Quero comer o raio queimado na tua formosura,
o nariz soberano do rosto altivo,
quero comer a sombra fugaz das tuas pestanas

e faminto venho e vou farejando o crepúsculo
à tua procura, procurando o teu coração ardente
como um puma na solidão de Quitratue.

Retrato do Herói

Herói é quem num muro branco inscreve
O fogo da palavra que o liberta:
Sangue do homem novo que diz povo
e morre devagar    de morte certa.

Homem é quem anónimo por leve
lhe ser o nome próprio traz aberta
a alma à fome    fechado o corpo ao breve
instante em que a denúncia fica alerta.

Herói é quem morrendo perfilado
Não é santo    nem mártir    nem soldado
Mas apenas    por último    indefeso.

Homem é quem tombando apavorado
dá o sangue ao futuro e fica ileso
pois lutando apagado morre aceso.

Ignoto Deo

Desisti de saber qual é o Teu nome,
Se tens ou não tens nome que Te demos,
Ou que rosto é que toma, se algum tome,
Teu sopro tão além de quanto vemos.

Desisti de Te amar, por mais que a fome
Do Teu amor nos seja o mais que temos,
E empenhei-me em domar, nem que os não dome,
Meus, por Ti, passionais e vãos extremos.
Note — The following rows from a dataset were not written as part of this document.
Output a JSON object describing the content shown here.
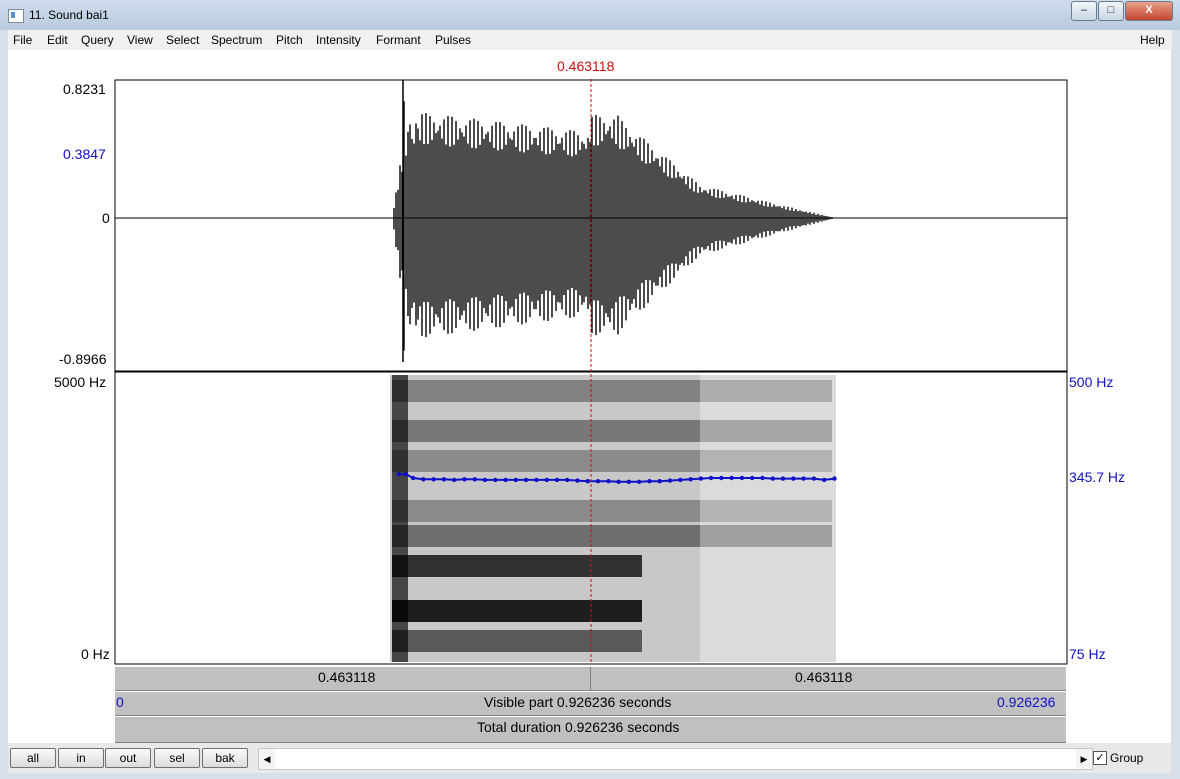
{
  "window": {
    "title": "11. Sound bai1",
    "minimize": "–",
    "maximize": "□",
    "close": "X"
  },
  "menu": [
    "File",
    "Edit",
    "Query",
    "View",
    "Select",
    "Spectrum",
    "Pitch",
    "Intensity",
    "Formant",
    "Pulses"
  ],
  "help": "Help",
  "cursor_time": "0.463118",
  "waveform": {
    "max": "0.8231",
    "marker": "0.3847",
    "zero": "0",
    "min": "-0.8966"
  },
  "spectrogram": {
    "freq_top": "5000 Hz",
    "freq_bottom": "0 Hz",
    "pitch_top": "500 Hz",
    "pitch_cursor": "345.7 Hz",
    "pitch_bottom": "75 Hz"
  },
  "pitch_track": {
    "t": [
      0.276,
      0.283,
      0.29,
      0.3,
      0.31,
      0.32,
      0.33,
      0.34,
      0.35,
      0.36,
      0.37,
      0.38,
      0.39,
      0.4,
      0.41,
      0.42,
      0.43,
      0.44,
      0.45,
      0.46,
      0.47,
      0.48,
      0.49,
      0.5,
      0.51,
      0.52,
      0.53,
      0.54,
      0.55,
      0.56,
      0.57,
      0.58,
      0.59,
      0.6,
      0.61,
      0.62,
      0.63,
      0.64,
      0.65,
      0.66,
      0.67,
      0.68,
      0.69,
      0.7
    ],
    "hz": [
      356,
      356,
      350,
      348,
      348,
      348,
      347,
      348,
      348,
      347,
      347,
      347,
      347,
      347,
      347,
      347,
      347,
      347,
      346,
      345,
      345,
      345,
      344,
      344,
      344,
      345,
      345,
      346,
      347,
      348,
      349,
      350,
      350,
      350,
      350,
      350,
      350,
      349,
      349,
      349,
      349,
      349,
      347,
      349
    ]
  },
  "time_bar": {
    "left": "0.463118",
    "right": "0.463118"
  },
  "visible_bar": {
    "start": "0",
    "text": "Visible part 0.926236 seconds",
    "end": "0.926236"
  },
  "total_bar": {
    "text": "Total duration 0.926236 seconds"
  },
  "buttons": [
    "all",
    "in",
    "out",
    "sel",
    "bak"
  ],
  "scroll": {
    "left_arrow": "◀",
    "right_arrow": "▶"
  },
  "group": {
    "label": "Group",
    "checked": "✓"
  },
  "colors": {
    "cursor": "#cc1010",
    "pitch": "#1010c8"
  }
}
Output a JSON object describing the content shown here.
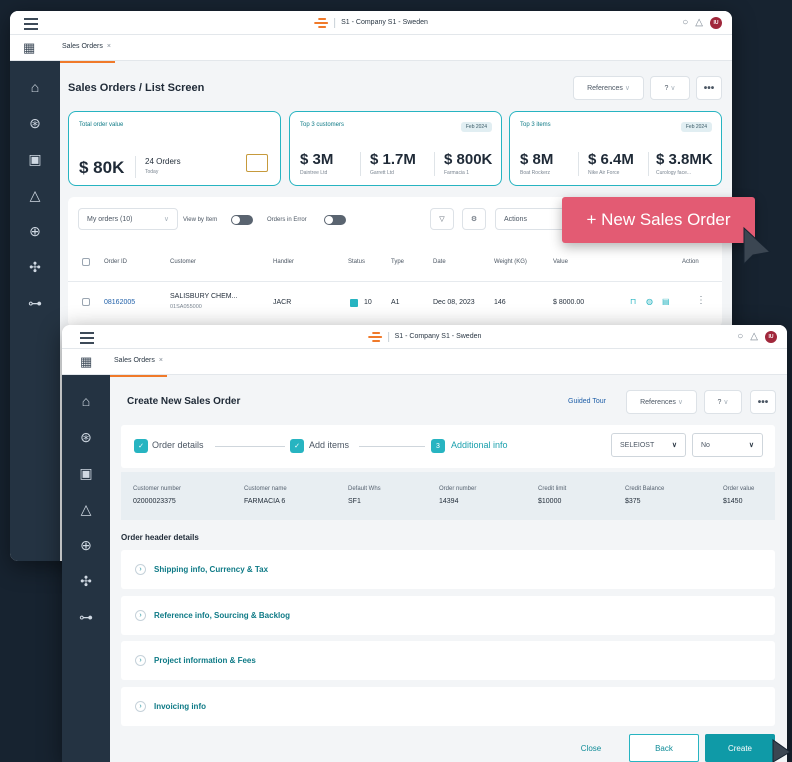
{
  "app": {
    "company": "S1 - Company S1 - Sweden",
    "avatar_initials": "IU",
    "tab_label": "Sales Orders",
    "tab_close": "×"
  },
  "list_screen": {
    "title": "Sales Orders / List Screen",
    "references_label": "References",
    "kpi": {
      "total": {
        "title": "Total order value",
        "value": "$ 80K",
        "orders": "24 Orders",
        "orders_sub": "Today"
      },
      "customers": {
        "title": "Top 3 customers",
        "badge": "Feb 2024",
        "items": [
          {
            "value": "$ 3M",
            "name": "Daintree Ltd"
          },
          {
            "value": "$ 1.7M",
            "name": "Garrett Ltd"
          },
          {
            "value": "$ 800K",
            "name": "Farmacia 1"
          }
        ]
      },
      "items": {
        "title": "Top 3 items",
        "badge": "Feb 2024",
        "items": [
          {
            "value": "$ 8M",
            "name": "Boat Rockerz"
          },
          {
            "value": "$ 6.4M",
            "name": "Nike Air Force"
          },
          {
            "value": "$ 3.8MK",
            "name": "Curology face..."
          }
        ]
      }
    },
    "filters": {
      "my_orders": "My orders (10)",
      "view_by_item": "View by Item",
      "orders_in_error": "Orders in Error",
      "actions": "Actions"
    },
    "columns": [
      "Order ID",
      "Customer",
      "Handler",
      "Status",
      "Type",
      "Date",
      "Weight (KG)",
      "Value",
      "Action"
    ],
    "row": {
      "order_id": "08162005",
      "customer": "SALISBURY CHEM...",
      "customer_code": "01SA055000",
      "handler": "JACR",
      "status": "10",
      "type": "A1",
      "date": "Dec 08, 2023",
      "weight": "146",
      "value": "$ 8000.00"
    }
  },
  "promo_button": "+ New Sales Order",
  "create_screen": {
    "title": "Create New Sales Order",
    "guided_tour": "Guided Tour",
    "references_label": "References",
    "steps": [
      {
        "num": "",
        "label": "Order details"
      },
      {
        "num": "",
        "label": "Add items"
      },
      {
        "num": "3",
        "label": "Additional info"
      }
    ],
    "select1": "SELEIOST",
    "select2": "No",
    "info": [
      {
        "label": "Customer number",
        "value": "02000023375"
      },
      {
        "label": "Customer name",
        "value": "FARMACIA 6"
      },
      {
        "label": "Default Whs",
        "value": "SF1"
      },
      {
        "label": "Order number",
        "value": "14394"
      },
      {
        "label": "Credit limit",
        "value": "$10000"
      },
      {
        "label": "Credit Balance",
        "value": "$375"
      },
      {
        "label": "Order value",
        "value": "$1450"
      }
    ],
    "section_title": "Order header details",
    "accordions": [
      "Shipping info, Currency & Tax",
      "Reference info, Sourcing & Backlog",
      "Project information & Fees",
      "Invoicing info"
    ],
    "footer": {
      "close": "Close",
      "back": "Back",
      "create": "Create"
    }
  },
  "colors": {
    "accent": "#27b4c1",
    "brand_orange": "#f07a2a",
    "promo": "#e35b73",
    "create": "#0f9aa7",
    "sidebar": "#243342"
  }
}
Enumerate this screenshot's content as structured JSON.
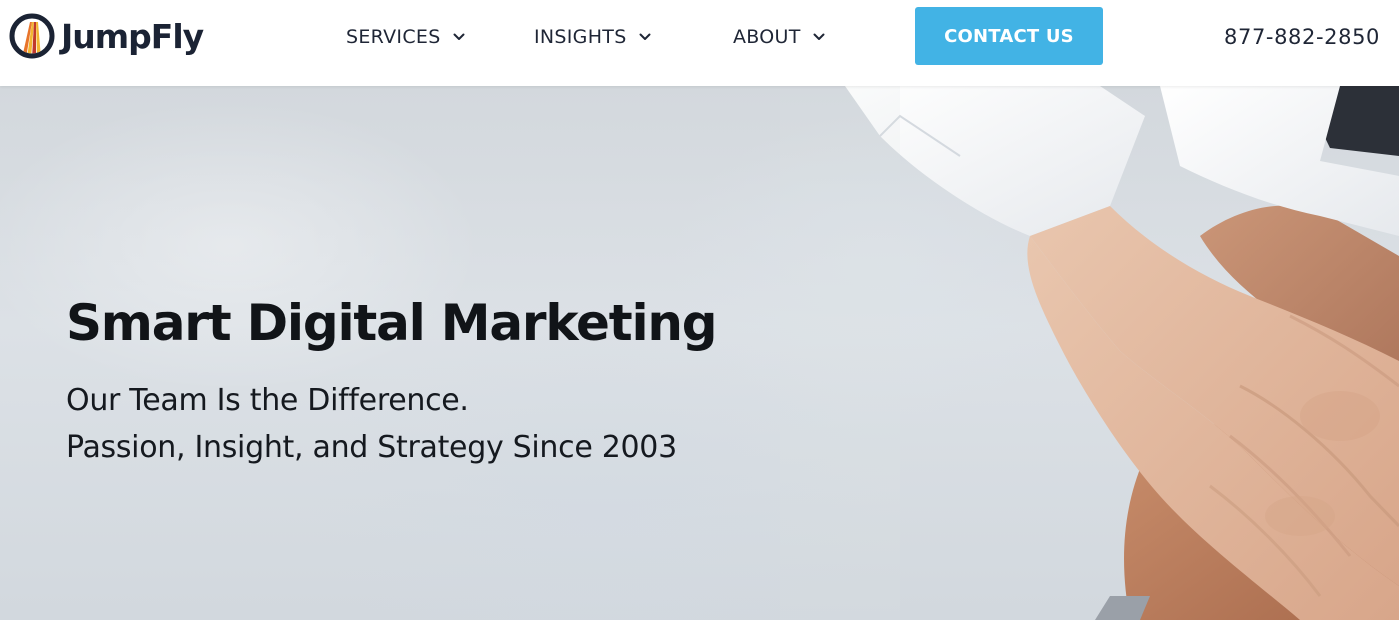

Chamar-Te amante ou pai… grotesco engano
Que por demais tresanda a gosto humano!
Grotesco engano o dar-te forma! E enfim,

Desisti de Te achar no quer que seja,
De Te dar nome, rosto, culto, ou igreja…
– Tu é que não desistirás de mim!

A Fome E O Amor

A um monstro

Fome! E, na ânsia voraz que, ávida, aumenta,
Receando outras mandíbulas a esbangem,
Os dentes antropófagos que rangem,
Antes da refeição sanguinolenta!

Amor! E a satiríasis sedenta,
Rugindo, enquanto as almas se confrangem,
Todas as danações sexuais que abrangem
A apolínica besta famulenta!

Ambos assim, tragando a ambiência vasta,
No desembestamento que os arrasta,
Superexcitadíssimos, os dois

Representam, no ardor dos seus assomos
A alegoria do que outrora fomos
E a imagem bronca do que inda hoje sois!